Czestochowa lies among the picturesque Jurassic rocks of Krakow-Czestochowa Upland, topped with the ruins of Medieval castles. But for the majority of Poles, Czestochowa is associated with the Jasna Gora Monastery and the icon of the Black Madonna, credited with many miracles. The sanctuary is famous as one of the world's greatest places of pilgrimage, but its imposing architecture also lures many tourists.
Czestochowa plays a crucial role for the Roman Catholic Poles, being a kind of spiritual capital to them.

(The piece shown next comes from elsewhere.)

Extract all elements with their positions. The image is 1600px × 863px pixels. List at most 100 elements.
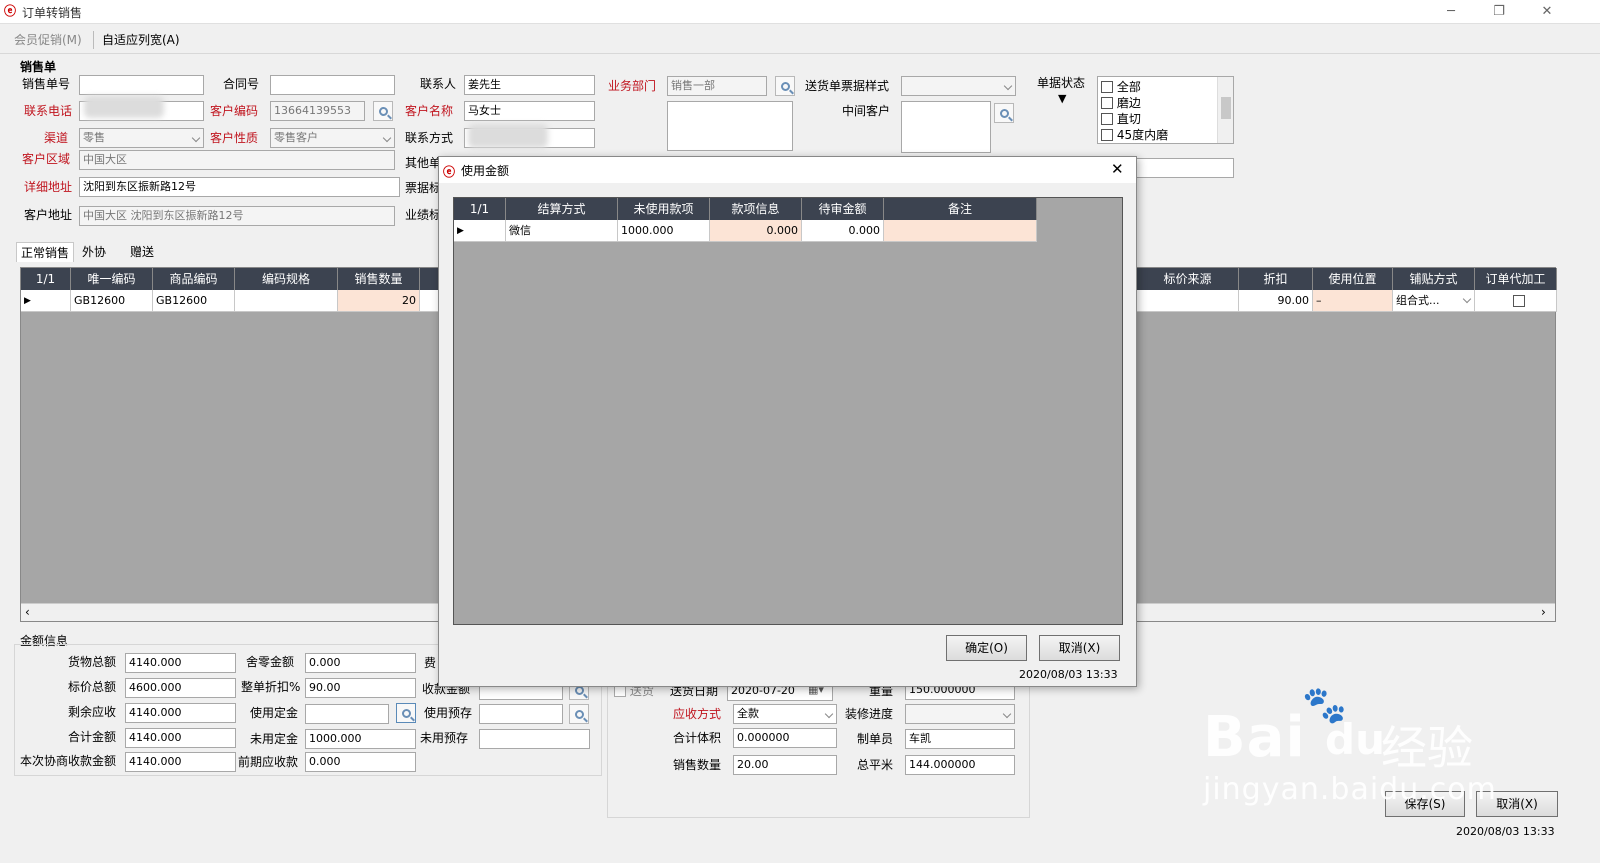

The cult status of the Jasna Gora monastery, one of the most important pilgrimage destinations of the Christian world, has been growing along with the distinguished history of the site. It has become a symbolic mainstay of Polish identity and the Roman Catholic religion, as the hill of Jasna Gora was besieged by Swedes, Russians and Germans, who were all of different faiths.
Czestochowa is situated in southern Poland, 140 km from Krakow, on the Warta River and its confluents, the Konopka and Stradomka Rivers. In terms of administrative divisions, it belongs to the Silesian province, being its second city after Katowice, but geographically Czestochowa belongs to the Krakowsko-Czestochowska Upland, the lovely region spreading between the two cities. The average height of the upland is 350-450 m above sea level. Its main attraction is the Eagles' Nests Trail, the string of castles built on top of the nearby Jurassic rocks and hills, known as Olsztyn, Ogrodzieniec, Ojcow and Pieskowa Skala. They once formed a line of fortifications together with Jasna Gora in Czestochowa, which was once a defensive point.
The first time the name of the city was mentioned was in 1220, but it had already been founded in the 11th century. The origin of the term ‘Czestochowa’ is connected with the name Czestoch (or Czestobor, Czestomir), who may have been its founder. In the 14th century, it gained the status of a city, since 1502 under the Magdeburg Law.